Rimasero qualche istante in silenzio. Ciascuno si era immerso in pensieri personali che rimanevano nascosti dietro lo scudo della mente. Charles fu il primo a parlare vocalmente: — Torniamo al lavoro, David. Quali sono i tuoi piani, e in che modo ti possiamo essere utili?

— I piani sono elementari. Voglio trovare, identificare e affrontare l’uomo chiave dell’opposizione che si trova su Venere. Quello che stabilisce il bello e il brutto tempo, che compone le dispute, che dirige il movimento nazionalistico e che è senza dubbio il grande capo. Togli la pietra principale, e tutto l’arco crolla.

— Non sempre.

— È vero — ammise Raven. — Se la loro organizzazione vale soltanto la metà di quello che sarebbe necessario, hanno certo una persona pronta a sostituire il capo, in caso di bisogno. Forse anche più di una. Se è così, il nostro compito sarà molto più complesso.
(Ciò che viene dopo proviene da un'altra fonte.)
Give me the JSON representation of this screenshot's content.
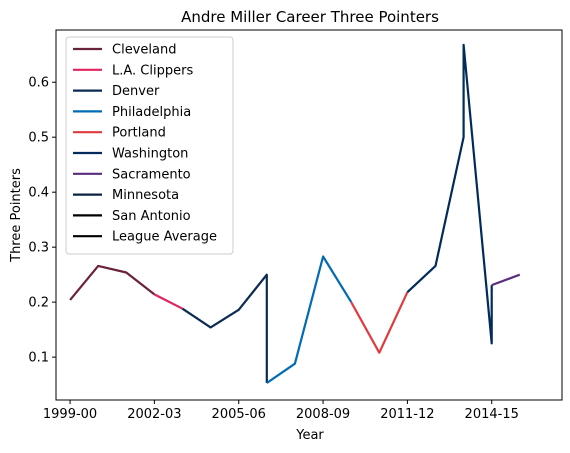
{
  "chart_data": {
    "type": "line",
    "title": "Andre Miller Career Three Pointers",
    "xlabel": "Year",
    "ylabel": "Three Pointers",
    "x_tick_labels": [
      "1999-00",
      "2002-03",
      "2005-06",
      "2008-09",
      "2011-12",
      "2014-15"
    ],
    "y_tick_labels": [
      "0.1",
      "0.2",
      "0.3",
      "0.4",
      "0.5",
      "0.6"
    ],
    "y_ticks": [
      0.1,
      0.2,
      0.3,
      0.4,
      0.5,
      0.6
    ],
    "xlim": [
      1998.5,
      2016.5
    ],
    "ylim": [
      0.022,
      0.695
    ],
    "legend_position": "upper-left",
    "series": [
      {
        "name": "Cleveland",
        "color": "#6a2338",
        "points": [
          [
            1999,
            0.204
          ],
          [
            2000,
            0.266
          ],
          [
            2001,
            0.254
          ],
          [
            2002,
            0.214
          ]
        ]
      },
      {
        "name": "L.A. Clippers",
        "color": "#e0245e",
        "points": [
          [
            2002,
            0.214
          ],
          [
            2003,
            0.188
          ]
        ]
      },
      {
        "name": "Denver",
        "color": "#0d2b52",
        "points": [
          [
            2003,
            0.188
          ],
          [
            2004,
            0.154
          ],
          [
            2005,
            0.186
          ],
          [
            2006,
            0.25
          ],
          [
            2006,
            0.053
          ]
        ]
      },
      {
        "name": "Philadelphia",
        "color": "#006bb6",
        "points": [
          [
            2006,
            0.053
          ],
          [
            2007,
            0.088
          ],
          [
            2008,
            0.283
          ],
          [
            2009,
            0.2
          ]
        ]
      },
      {
        "name": "Portland",
        "color": "#e03a3e",
        "points": [
          [
            2009,
            0.2
          ],
          [
            2010,
            0.108
          ],
          [
            2011,
            0.218
          ]
        ]
      },
      {
        "name": "Washington",
        "color": "#002b5c",
        "points": [
          [
            2011,
            0.218
          ],
          [
            2012,
            0.266
          ],
          [
            2013,
            0.5
          ],
          [
            2013,
            0.668
          ],
          [
            2014,
            0.125
          ],
          [
            2014,
            0.231
          ]
        ]
      },
      {
        "name": "Sacramento",
        "color": "#5a2d81",
        "points": [
          [
            2014,
            0.231
          ],
          [
            2015,
            0.25
          ]
        ]
      },
      {
        "name": "Minnesota",
        "color": "#0c2340",
        "points": []
      },
      {
        "name": "San Antonio",
        "color": "#000000",
        "points": []
      },
      {
        "name": "League Average",
        "color": "#000000",
        "points": []
      }
    ]
  }
}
— Poi rimangono sempre i Marziani — osservò Charles.

— Forse no. Tutto dipende da come reagiscono a quello che succede qui. Il legame tra Marte e Venere dev’essere più che altro basato sul reciproco incoraggiamento. Ciascuno applaude l’altro. Togli l’applauso, e la commedia non sembrerà più tanto bella. Io spero che Marte vorrà desistere il giorno in cui avremo tolto di mezzo Venere.

— C’è una cosa che non riesco a capire — disse Charles pensieroso. — Cosa impedisce alla Terra di ripagare gli insorti alla stessa maniera, dopo i sabotaggi e tutte le altre cose che hanno fatto contro di essa?

Raven lo disse.

— Ah! — Charles si grattò di nuovo il doppio mento. — E così, Marziani e Venusiani possono distruggere quello che considerano proprietà di un altro popolo, mentre per i Terrestri non esistono proprietà di altri, ma solo beni comuni, e tutti di proprietà della Terra.

— Non sono affari nostri — disse Mavis — se lo fossero, saremmo stati informati di tutto. — Girò lo sguardo e fissò Raven. — Sono stati soltanto i Terrestri a chiedere il tuo intervento?

— Sì, finora. E con tutta probabilità non ci saranno altre richieste. Perché per quanto importante possa apparire la situazione in questo piccolo angolo della galassia, è invece piccola e insignificante se la paragoniamo alle situazioni di altri luoghi. Le cose sembrano diverse se si guardano da molto, molto lontano. — Raven parlava con il tono di voce della persona che sa di dire cose perfettamente familiari a chi lo ascolta. — Il regolamento dice che possiamo agire di nostra iniziativa in tutte le questioni di piccola importanza. Ed è proprio quello che sto facendo.

— Sono d’accordo — disse Charles. — Cosa vuoi da noi?

— Non molto. Questo è il vostro dominio e lo conoscete meglio di qualsiasi altro. Ditemi il nome dell’uomo che potete considerare l’ispiratore della follia separatista. Ditemi quello che sapete sui suoi poteri e ditemi dove posso trovarlo. Voglio soltanto informazioni precise. A voi decidere se offrire altri aiuti.

— Io direi di metterci a sua disposizione — disse Charles rivolgendosi alla ragazza. — Che ne dici, Mavis?

— Non contare su di me. Io intendo seguire l’esempio di Leina e continuare l’osservazione. Dopo tutto, è per questo che siamo qui. Qualcuno deve pur farlo, mentre voi maschi ve ne andate cocciutamente in giro a starnazzare.

— Hai ragione — disse Raven. — Osservare è molto importante. Meno male che le dolci femmine sono avvedute. Noi teste di legno così siamo liberi di compiere le nostre dannose interferenze.

La ragazza alzò lo sguardo imbrociata verso di lui, ma non fece commenti.

— Qui la situazione è divertente — disse Charles. — Abbiamo un fervente governatore terrestre, che proclama i suoi sentimenti e che rimane diplomaticamente all’oscuro del fatto che il movimento clandestino nazionalista domina quasi al novanta per cento. Il grande capo di questo movimento, il suo simbolo, è un’abile canaglia che si chiama Wollencott.

— Cos’ha che gli altri non hanno?

— La faccia, l’aspetto e la personalità che servono alla sua parte — spiegò Charles. — È un Venusiano, mutante di Tipo Sei. Un malleabile con una imponente massa di capelli bianchi, e una voce altrettanto imponente. Può trasformarsi nella perfetta immagine di un dio ogni volta che vuole. E può anche parlare come un oracolo… posto che abbia imparato prima le parole a memoria. È incapace di formulare un pensiero autonomamente.